Regularly review performance
Waiting until performance issues are untenable isn’t going to help the employee or your organisation. Instead, addressing the problems with performance as quickly as possible gives employees a chance to improve—it’s just good performance management. You can stay on top of this by conducting regular performance evaluations, providing a performance improvement plan where necessary, and giving regular feedback and coaching to help a struggling employee.
This is why we’ve pioneered the first performance learning management system (PLMS) here at Acorn. A PLMS is the only learning platform that actually links learning to performance, guiding learners step-by-step to master the role-specific capabilities that will accelerate organisational performance. It presents contextual learning opportunities for employees that empowers them to grow and excel in ways that positively impact business outcomes.
Build a positive work environment
This is another one that affects both voluntary and involuntary turnover. It can encapsulate many factors, including inclusivity, company culture, work-life balance, and even a continuous learning culture in the workplace.

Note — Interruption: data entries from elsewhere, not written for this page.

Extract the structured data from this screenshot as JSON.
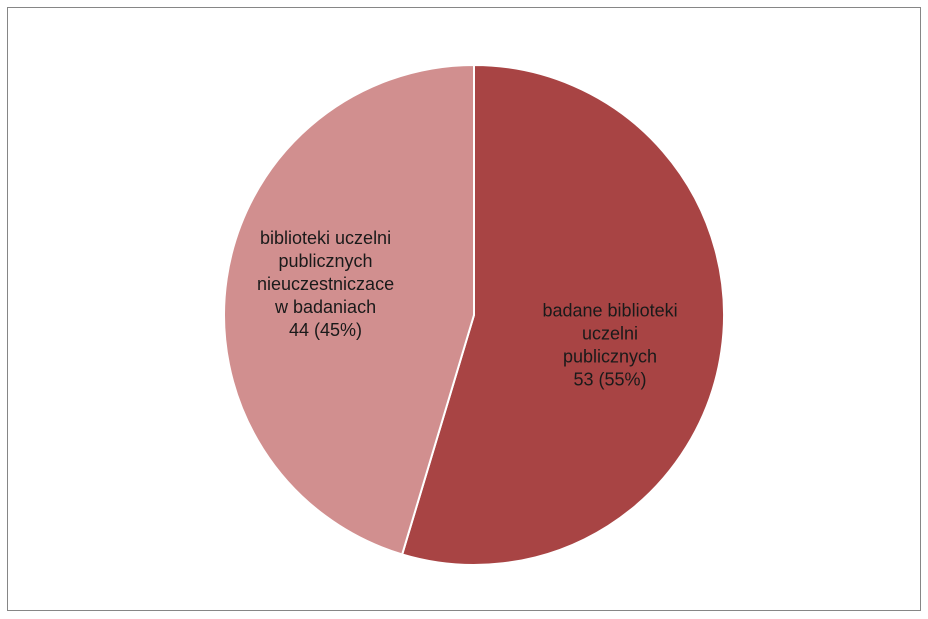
{
  "chart_data": {
    "type": "pie",
    "title": "",
    "series": [
      {
        "slices": [
          {
            "label": "badane biblioteki uczelni publicznych",
            "label_lines": [
              "badane biblioteki",
              "uczelni",
              "publicznych",
              "53 (55%)"
            ],
            "value": 53,
            "percent": 55,
            "color": "#a84444"
          },
          {
            "label": "biblioteki uczelni publicznych nieuczestniczace w badaniach",
            "label_lines": [
              "biblioteki uczelni",
              "publicznych",
              "nieuczestniczace",
              "w badaniach",
              "44 (45%)"
            ],
            "value": 44,
            "percent": 45,
            "color": "#d18f8f"
          }
        ]
      }
    ],
    "start_angle_deg": 0,
    "direction": "clockwise",
    "legend": "none",
    "slice_border_color": "#ffffff"
  }
}
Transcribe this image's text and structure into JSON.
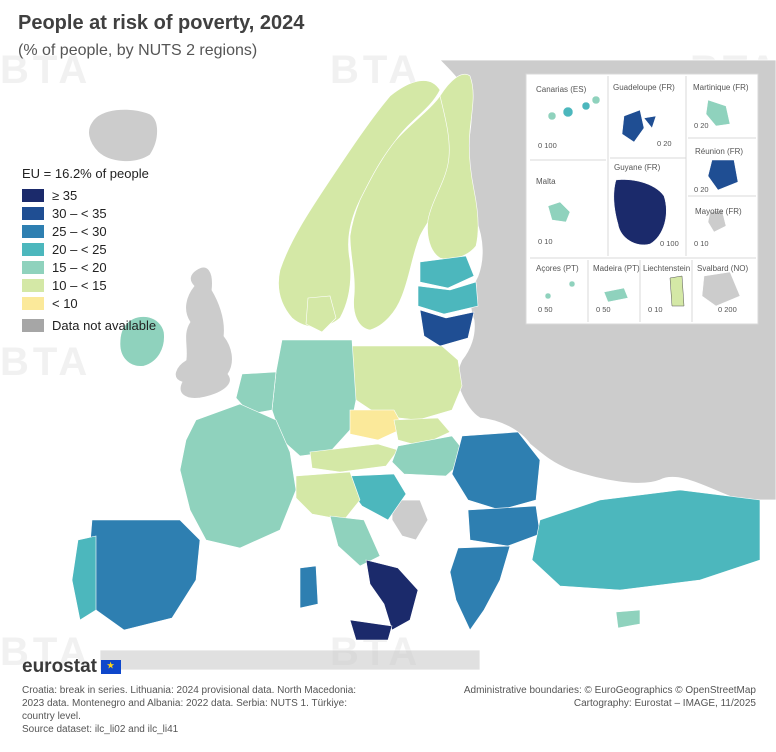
{
  "title": "People at risk of poverty, 2024",
  "subtitle": "(% of people, by NUTS 2 regions)",
  "legend": {
    "eu_average": "EU = 16.2% of people",
    "classes": [
      {
        "label": "≥ 35",
        "color": "#1b2a6b"
      },
      {
        "label": "30 – < 35",
        "color": "#1f4e93"
      },
      {
        "label": "25 – < 30",
        "color": "#2e7fb1"
      },
      {
        "label": "20 – < 25",
        "color": "#4cb7bd"
      },
      {
        "label": "15 – < 20",
        "color": "#8fd2bd"
      },
      {
        "label": "10 – < 15",
        "color": "#d4e8a6"
      },
      {
        "label": "< 10",
        "color": "#fbe99a"
      }
    ],
    "not_available": {
      "label": "Data not available",
      "color": "#a6a6a6"
    }
  },
  "insets": [
    {
      "name": "Canarias (ES)",
      "scale": "0    100"
    },
    {
      "name": "Guadeloupe (FR)",
      "scale": "0   20"
    },
    {
      "name": "Martinique (FR)",
      "scale": "0   20"
    },
    {
      "name": "Réunion (FR)",
      "scale": "0   20"
    },
    {
      "name": "Malta",
      "scale": "0   10"
    },
    {
      "name": "Guyane (FR)",
      "scale": "0    100"
    },
    {
      "name": "Mayotte (FR)",
      "scale": "0  10"
    },
    {
      "name": "Açores (PT)",
      "scale": "0  50"
    },
    {
      "name": "Madeira (PT)",
      "scale": "0    50"
    },
    {
      "name": "Liechtenstein",
      "scale": "0   10"
    },
    {
      "name": "Svalbard (NO)",
      "scale": "0    200"
    }
  ],
  "footer": {
    "logo": "eurostat",
    "notes": [
      "Croatia: break in series. Lithuania: 2024 provisional data. North Macedonia:",
      "2023 data. Montenegro and Albania: 2022 data. Serbia: NUTS 1. Türkiye:",
      "country level.",
      "Source dataset: ilc_li02 and ilc_li41"
    ],
    "credits": [
      "Administrative boundaries: © EuroGeographics © OpenStreetMap",
      "Cartography: Eurostat – IMAGE, 11/2025"
    ]
  },
  "watermark": "BTA",
  "colors": {
    "non_eu_land": "#cccccc",
    "sea": "#ffffff",
    "inset_border": "#d9d9d9"
  }
}
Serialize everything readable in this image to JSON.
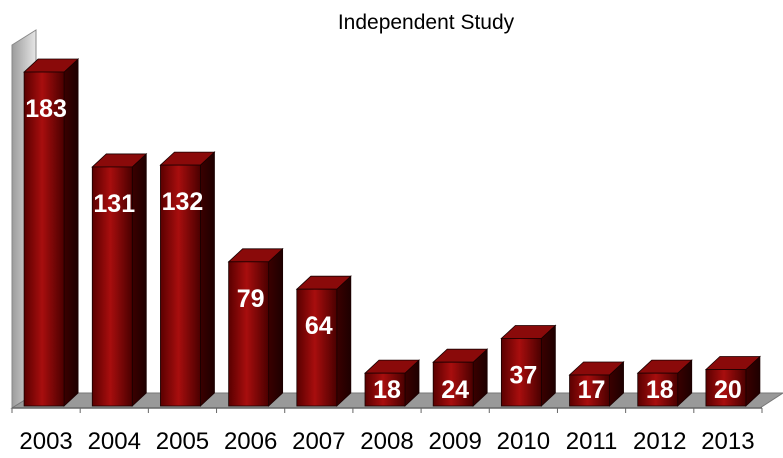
{
  "chart_data": {
    "type": "bar",
    "title": "Independent Study",
    "categories": [
      "2003",
      "2004",
      "2005",
      "2006",
      "2007",
      "2008",
      "2009",
      "2010",
      "2011",
      "2012",
      "2013"
    ],
    "values": [
      183,
      131,
      132,
      79,
      64,
      18,
      24,
      37,
      17,
      18,
      20
    ],
    "ylim": [
      0,
      200
    ],
    "grid": false,
    "legend": "none",
    "style": "3d-columns",
    "colors": {
      "bar_front": "#7a0000",
      "bar_front_light": "#b01010",
      "bar_side": "#3a0000",
      "bar_top": "#8a0a0a",
      "wall": "#f2f2f2",
      "floor": "#9a9a9a",
      "label_text": "#ffffff"
    }
  }
}
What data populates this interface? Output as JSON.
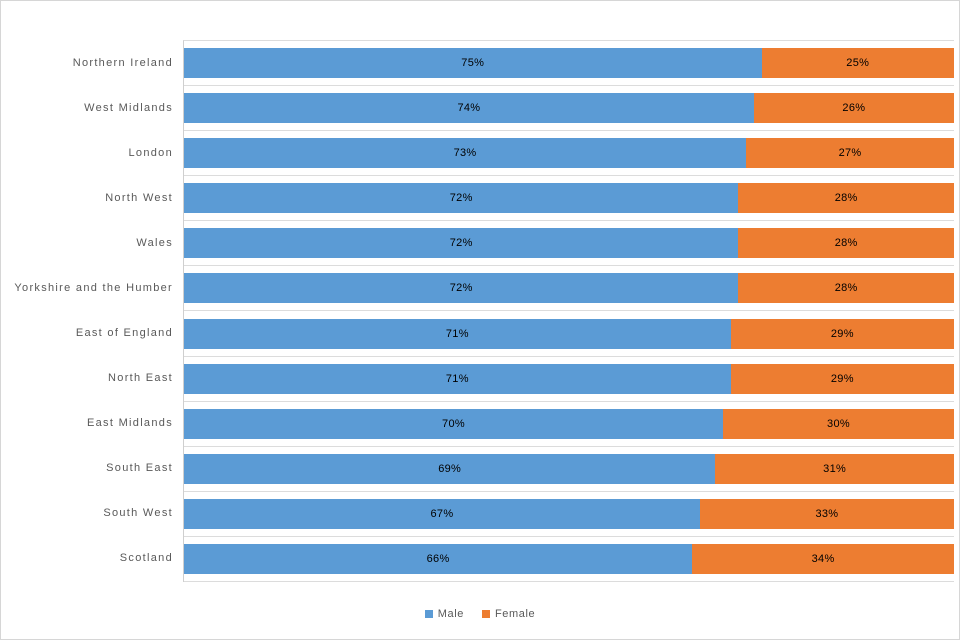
{
  "chart_data": {
    "type": "bar",
    "orientation": "horizontal",
    "stacked": true,
    "unit": "%",
    "title": "",
    "xlabel": "",
    "ylabel": "",
    "xlim": [
      0,
      100
    ],
    "grid": "category-separator-lines",
    "data_labels": "inside-center",
    "legend_position": "bottom-center",
    "categories": [
      "Northern Ireland",
      "West Midlands",
      "London",
      "North West",
      "Wales",
      "Yorkshire and the Humber",
      "East of England",
      "North East",
      "East Midlands",
      "South East",
      "South West",
      "Scotland"
    ],
    "series": [
      {
        "name": "Male",
        "color": "#5B9BD5",
        "values": [
          75,
          74,
          73,
          72,
          72,
          72,
          71,
          71,
          70,
          69,
          67,
          66
        ]
      },
      {
        "name": "Female",
        "color": "#ED7D31",
        "values": [
          25,
          26,
          27,
          28,
          28,
          28,
          29,
          29,
          30,
          31,
          33,
          34
        ]
      }
    ]
  },
  "colors": {
    "male": "#5B9BD5",
    "female": "#ED7D31",
    "gridline": "#dcdcdc",
    "category_text": "#595959",
    "data_label_text": "#000000"
  }
}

The more positive the work environment, the more likely it is that employees will be engaged, and the more likely you are to see performance improve. You can do this by providing flexible work arrangements as well as regular support and feedback.
Optimise hiring and recruitment
Capability modelling can come in handy here, highlighting the key capabilities needed to fill and perform specific roles. You can use this to find candidates who best fit the job description, allowing for faster time to proficiency and reducing the risk of performance-related issues.
Use exit interviews to understand the cause
If involuntary turnover has to go ahead, your exit interviews should be used as a learning experience. They’re a chance for you to find out why it came to this. Perhaps an employee felt their performance wasn’t up to scratch because of inadequate training programs, or perhaps they were burned out from the company’s culture. These are the underlying factors you can work to improve to reduce risk of involuntary separations in the future.
Involuntary turnover is an HR metric that, when paired with other metrics, can be used to evaluate the health of your organisation. It reveals the rate at which involuntary turnover occurs in your organisation as a jumping-off point for understanding the underlying factors affecting business health.
When you understand what those underlying factors are that affect your involuntary turnover, you can work towards addressing them, improving organisational health, performance, and your bottom line.